Raquel Brito, Jornal i
Portugal tem vindo a aceitar progressivamente Normas Comunitárias no seu ordenamento jurídico independentemente do seu ajustamento à nossa realidade.
De acordo com o artigo 8º da Constituição da República Portuguesa, “as normas e os princípios de direito internacional geral ou comum fazem parte integrante do direito português”. Num país cada vez menos independente, o Direito comunitário é constituído pelas Diretrizes Comunitárias que se aplicam à norma jurídica portuguesa, realidade inevitável.
Enquanto membro da UE, Portugal tem vindo ao longo dos anos a aceitar progressivamente Normas Comunitárias no seu ordenamento jurídico. Se por um lado, na sua transposição o legislador considera a realidade nacional, por outro, a transposição é direta, independentemente do seu ajustamento à nossa realidade.
Com particular atenção ao setor empresarial, é notória a preocupação em “normalizar”, ou seja, criar padrões legislativos entre os Estados Membros.
Nos últimos anos o paradigma empresarial em virtude das transformações supramencionadas, sofreu uma viragem de 180º. Tendo que se adaptar às imposições europeias.
- Em anos passados surge o SNC (Sistema de Normalização Contabilística) na procura, pela imposição de uma linguagem contabilística universal, da igualdade de critérios na mensuração de ativos e passivos das empresas.

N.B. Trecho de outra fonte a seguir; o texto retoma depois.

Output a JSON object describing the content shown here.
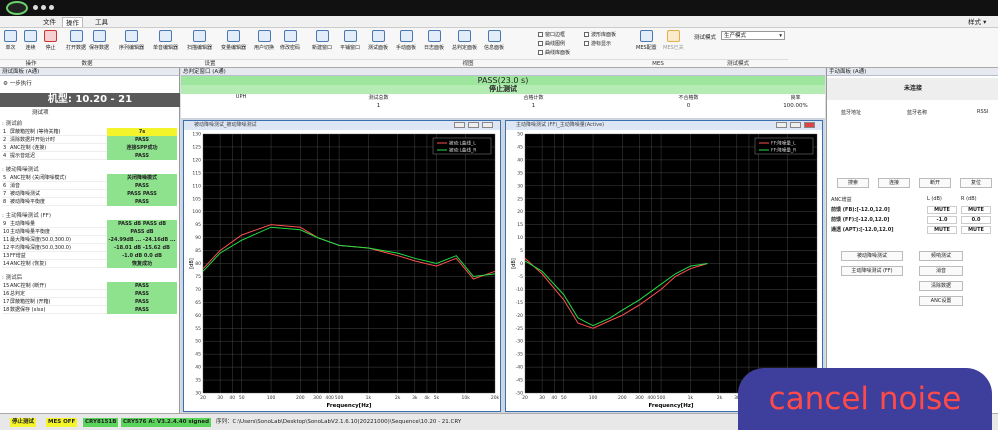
{
  "window": {
    "right_label": "样式 ▾"
  },
  "menu": {
    "tabs": [
      "文件",
      "操作",
      "工具"
    ]
  },
  "ribbon": {
    "buttons": [
      "单次",
      "连续",
      "停止",
      "打开数据",
      "保存数据",
      "序列编辑器",
      "单音编辑器",
      "扫描编辑器",
      "变量编辑器",
      "用户切换",
      "修改密码",
      "新建窗口",
      "平铺窗口",
      "测试面板",
      "手动面板",
      "日志面板",
      "总判定面板",
      "信息面板",
      "MES配置",
      "MES已关"
    ],
    "checkboxes": [
      "窗口边框",
      "曲线图例",
      "曲线库面板",
      "波形库面板",
      "游标显示"
    ],
    "test_mode_label": "测试模式",
    "test_mode_value": "生产模式",
    "groups": [
      "操作",
      "数据",
      "设置",
      "视图",
      "MES",
      "测试模式"
    ]
  },
  "left_panel": {
    "title": "测试面板 (A通)",
    "step_label": "一步执行",
    "machine": "机型: 10.20 - 21",
    "test_item_label": "测试项",
    "groups": [
      {
        "title": ": 测试前",
        "rows": [
          {
            "n": "1",
            "name": "屏蔽箱控制 (等待关箱)",
            "v": "7s",
            "c": "y"
          },
          {
            "n": "2",
            "name": "清除数据并开始计时",
            "v": "PASS",
            "c": "g"
          },
          {
            "n": "3",
            "name": "ANC控制 (连接)",
            "v": "连接SPP成功",
            "c": "g"
          },
          {
            "n": "4",
            "name": "提示音延迟",
            "v": "PASS",
            "c": "g"
          }
        ]
      },
      {
        "title": ": 被动降噪测试",
        "rows": [
          {
            "n": "5",
            "name": "ANC控制 (关闭降噪模式)",
            "v": "关闭降噪模式",
            "c": "g"
          },
          {
            "n": "6",
            "name": "消音",
            "v": "PASS",
            "c": "g"
          },
          {
            "n": "7",
            "name": "被动降噪测试",
            "v": "PASS    PASS",
            "c": "g"
          },
          {
            "n": "8",
            "name": "被动降噪平衡度",
            "v": "PASS",
            "c": "g"
          }
        ]
      },
      {
        "title": ": 主动降噪测试 (FF)",
        "rows": [
          {
            "n": "9",
            "name": "主动降噪量",
            "v": "PASS dB   PASS dB",
            "c": "g"
          },
          {
            "n": "10",
            "name": "主动降噪量平衡度",
            "v": "PASS dB",
            "c": "g"
          },
          {
            "n": "11",
            "name": "最大降噪深度(50.0,300.0)",
            "v": "-24.99dB ... -24.16dB ...",
            "c": "g"
          },
          {
            "n": "12",
            "name": "平均降噪深度(50.0,300.0)",
            "v": "-18.01 dB   -15.62 dB",
            "c": "g"
          },
          {
            "n": "13",
            "name": "FF增益",
            "v": "-1.0 dB    0.0 dB",
            "c": "g"
          },
          {
            "n": "14",
            "name": "ANC控制 (恢复)",
            "v": "恢复成功",
            "c": "g"
          }
        ]
      },
      {
        "title": ": 测试后",
        "rows": [
          {
            "n": "15",
            "name": "ANC控制 (断开)",
            "v": "PASS",
            "c": "g"
          },
          {
            "n": "16",
            "name": "总判定",
            "v": "PASS",
            "c": "g"
          },
          {
            "n": "17",
            "name": "屏蔽箱控制 (开箱)",
            "v": "PASS",
            "c": "g"
          },
          {
            "n": "18",
            "name": "数据保存 (xlsx)",
            "v": "PASS",
            "c": "g"
          }
        ]
      }
    ]
  },
  "main": {
    "title": "总判定窗口 (A通)",
    "pass": "PASS(23.0 s)",
    "stop": "停止测试",
    "stats": [
      {
        "label": "UPH",
        "value": ""
      },
      {
        "label": "测试总数",
        "value": "1"
      },
      {
        "label": "合格计数",
        "value": "1"
      },
      {
        "label": "不合格数",
        "value": "0"
      },
      {
        "label": "良率",
        "value": "100.00%"
      }
    ]
  },
  "chart1": {
    "window_title": "被动降噪测试_被动降噪测试",
    "legend": [
      "被动:L曲线_L",
      "被动:L曲线_R"
    ],
    "xlabel": "Frequency[Hz]",
    "ylabel": "[dB]"
  },
  "chart2": {
    "window_title": "主动降噪测试 (FF)_主动降噪量(Active)",
    "legend": [
      "FF:降噪量_L",
      "FF:降噪量_R"
    ],
    "xlabel": "Frequency[Hz]",
    "ylabel": "[dB]"
  },
  "chart_data": [
    {
      "type": "line",
      "title": "",
      "xlabel": "Frequency[Hz]",
      "ylabel": "[dB]",
      "x_scale": "log",
      "xlim": [
        20,
        20000
      ],
      "ylim": [
        30,
        130
      ],
      "x_ticks": [
        "20",
        "30",
        "40",
        "50",
        "100",
        "200",
        "300",
        "400",
        "500",
        "1k",
        "2k",
        "3k",
        "4k",
        "5k",
        "10k",
        "20k"
      ],
      "y_ticks": [
        "130",
        "125",
        "120",
        "115",
        "110",
        "105",
        "100",
        "95",
        "90",
        "85",
        "80",
        "75",
        "70",
        "65",
        "60",
        "55",
        "50",
        "45",
        "40",
        "35",
        "30"
      ],
      "legend": "top-right",
      "grid": true,
      "x": [
        20,
        30,
        50,
        100,
        200,
        300,
        500,
        1000,
        2000,
        3000,
        5000,
        8000,
        12000,
        20000
      ],
      "series": [
        {
          "name": "被动:L曲线_L",
          "color": "#ff5050",
          "values": [
            78,
            85,
            91,
            95,
            94,
            90,
            87,
            86,
            83,
            81,
            79,
            82,
            74,
            77
          ]
        },
        {
          "name": "被动:L曲线_R",
          "color": "#22dd44",
          "values": [
            77,
            84,
            89,
            94,
            93,
            90,
            87,
            86,
            84,
            82,
            80,
            83,
            75,
            76
          ]
        }
      ]
    },
    {
      "type": "line",
      "title": "",
      "xlabel": "Frequency[Hz]",
      "ylabel": "[dB]",
      "x_scale": "log",
      "xlim": [
        20,
        20000
      ],
      "ylim": [
        -50,
        50
      ],
      "x_ticks": [
        "20",
        "30",
        "40",
        "50",
        "100",
        "200",
        "300",
        "400",
        "500",
        "1k",
        "2k",
        "3k",
        "4k",
        "5k",
        "10k",
        "20k"
      ],
      "y_ticks": [
        "50",
        "45",
        "40",
        "35",
        "30",
        "25",
        "20",
        "15",
        "10",
        "5",
        "0",
        "-5",
        "-10",
        "-15",
        "-20",
        "-25",
        "-30",
        "-35",
        "-40",
        "-45",
        "-50"
      ],
      "legend": "top-right",
      "grid": true,
      "x": [
        20,
        30,
        50,
        70,
        100,
        150,
        200,
        300,
        500,
        700,
        1000,
        1500
      ],
      "series": [
        {
          "name": "FF:降噪量_L",
          "color": "#ff5050",
          "values": [
            2,
            -4,
            -14,
            -23,
            -25,
            -22,
            -20,
            -16,
            -10,
            -5,
            -2,
            0
          ]
        },
        {
          "name": "FF:降噪量_R",
          "color": "#22dd44",
          "values": [
            1,
            -3,
            -12,
            -21,
            -24,
            -21,
            -18,
            -14,
            -8,
            -4,
            -1,
            0
          ]
        }
      ]
    }
  ],
  "right_panel": {
    "title": "手动面板 (A通)",
    "status": "未连接",
    "cols": [
      "蓝牙地址",
      "蓝牙名称",
      "RSSI"
    ],
    "buttons": [
      "搜索",
      "连接",
      "断开",
      "复位"
    ],
    "anc_table": {
      "headers": [
        "ANC增益",
        "L (dB)",
        "R (dB)"
      ],
      "rows": [
        {
          "name": "前馈 (FB):[-12.0,12.0]",
          "l": "MUTE",
          "r": "MUTE"
        },
        {
          "name": "前馈 (FF):[-12.0,12.0]",
          "l": "-1.0",
          "r": "0.0"
        },
        {
          "name": "通透 (APT):[-12.0,12.0]",
          "l": "MUTE",
          "r": "MUTE"
        }
      ]
    },
    "actions": [
      "被动降噪测试",
      "频响测试",
      "主动降噪测试 (FF)",
      "消音",
      "清除数据",
      "ANC设置"
    ]
  },
  "statusbar": {
    "items": [
      "停止测试",
      "MES OFF",
      "CRY8151B",
      "CRY576 A: V3.2.4.40 signed"
    ],
    "path": "序列：C:\\Users\\SonoLab\\Desktop\\SonoLabV2.1.6.10(20221000)\\Sequence\\10.20 - 21.CRY"
  },
  "overlay_text": "cancel noise"
}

Na procura da uniformização do relato financeiro, auxiliandoo investidor a avaliaras empresas, independentemente do seu enquadramento económico, financeiro ou social.
- Mais recentemente, o RGPD (Regime Geral de Proteção de Dados), com transposição direta ao ordenamento jurídico nacional, reflete uma discrepância entre as distintas realidades europeias. Desde as coimas desajustadas, passando pela pouca capacidade de implementação das empresas, até à falta de informação das entidades competentes, tudo isto reflete uma total descoordenação.
- Por fim, a Diretiva UE 2015/2302 – Diretiva Europeia das Viagens Organizadas (de 2015) em vigor, em território nacional, após dia 1 de junho. São diversas as alterações à anterior legislação, nomeadamente a existência de uma relação contratual escrita, a possibilidade de cancelamento sem penalização (caso de terrorismo, catástrofes naturais ou surtos de doença no destino). No entanto, da essência da leitura do texto percebe-se que há uma proteção excessiva dos líderes da atividade (operadores turísticos) deixando desprotegidas as pequenas empresas (agências de viagem - PME).
Neste caso, o mais preocupante é existir a perceção que entidades como a APAVT, DECO (com responsabilidades no turismo e consumo, respetivamente) bem como a Confederação do Turismo não acautelaram devidamente a transposição desta nova diretiva. De uma forma leviana colocaram as agências de viagens nas mãos dos operadores turísticos, contrariando a interpretação inicial da diretiva.
Não existiu uma preocupação da DECO em salvaguardar os interesses dos consumidores, poderia ter “exigido” que o FGAVT (Fundo de Garantia de Agências de Viagens e Turismo) fosse aumentado, o que não ocorreu, inexplicavelmente.
A procura da uniformização legislativa europeia no setor empresarial abrange inúmeras preocupações, nomeadamente clarificar lacunas especificas de cada setor, facilitar o combate à criminalidade (fraude fiscal, branqueamento de capitais, entre outros).
Contudo, a sua transposição para o contexto jurídico não reflete a justiça e a equidade que subjaz a sua essência. Ficando a sensação de que tudo é levianamente tratado sem ouvir os principais interessados, favorecendo os grupos empresariais mais vigorosos do mercado, transpondo textos desajustados.